The ayx_python_sdk.core.field module provides a definition of the Designer types with the class FieldType.

It defines a mapping between type names and a number:

FieldType.bool = 1
FieldType.byte = 2
FieldType.int16 = 3
FieldType.int32 = 4
FieldType.int64 = 5
FieldType.fixeddecimal = 6
FieldType.float = 7
FieldType.double = 8
FieldType.string = 9
FieldType.wstring = 10
FieldType.v_string = 11
FieldType.v_wstring = 12
FieldType.date = 13
FieldType.time = 14
FieldType.datetime = 15
FieldType.blob = 16
FieldType.spatialobj = 17

If only the type is specified at schema creation, the other metadata fields are automatically filled ("size", "scale", and "source").

The maximum size specified by "size" is set to the biggest when using string types but you can manually specify a size for string types. For example, if you set 4 as the size for a string, all strings in the corresponding column are truncated to 4 characters.

Special Types

  • The type FieldType.blob is not supported yet.

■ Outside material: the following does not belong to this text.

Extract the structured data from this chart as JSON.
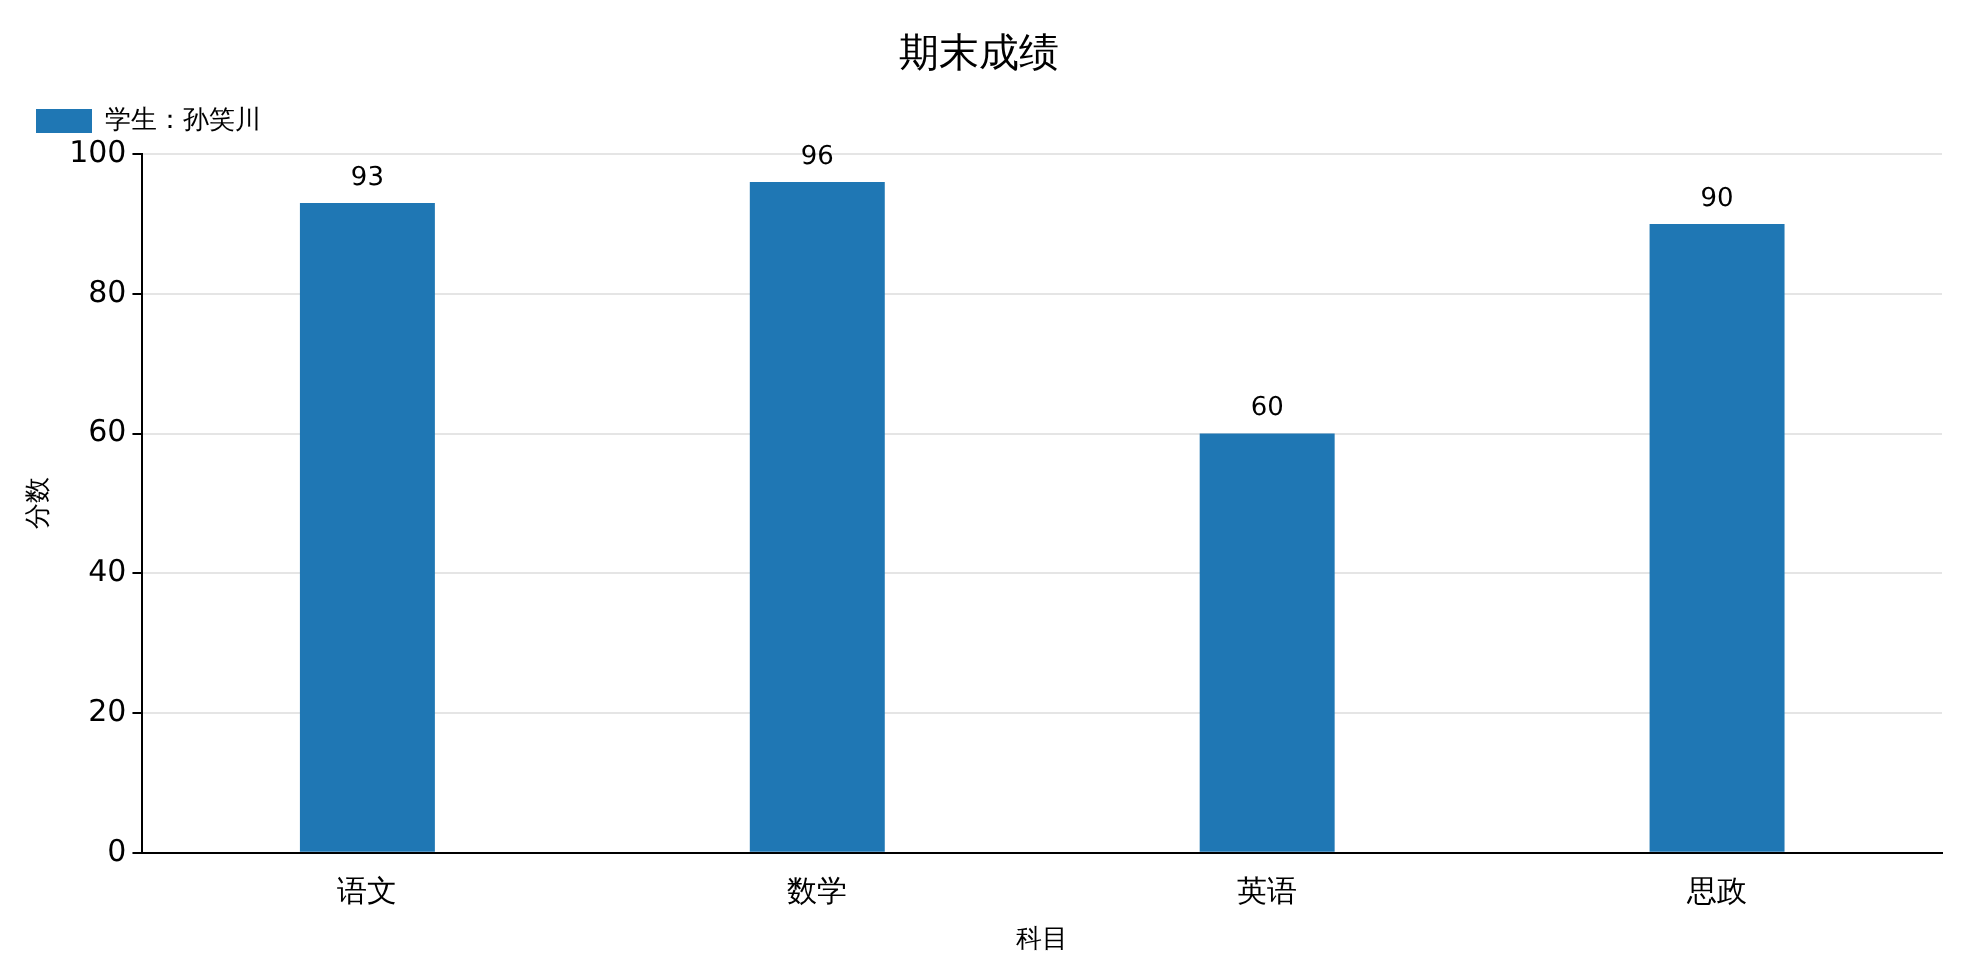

  • The type FieldType.spatialobj supports spatial objects using the text format WKT. In order to use it, "source" metadata must be "WKT" (it's automatically set to it), so the source metadata field should not be modified.

  • The type FieldType.fixeddecimal relies on "size" and "scale" metadata items to specify the size of the integer part (size) and the size of the fractional part (scale).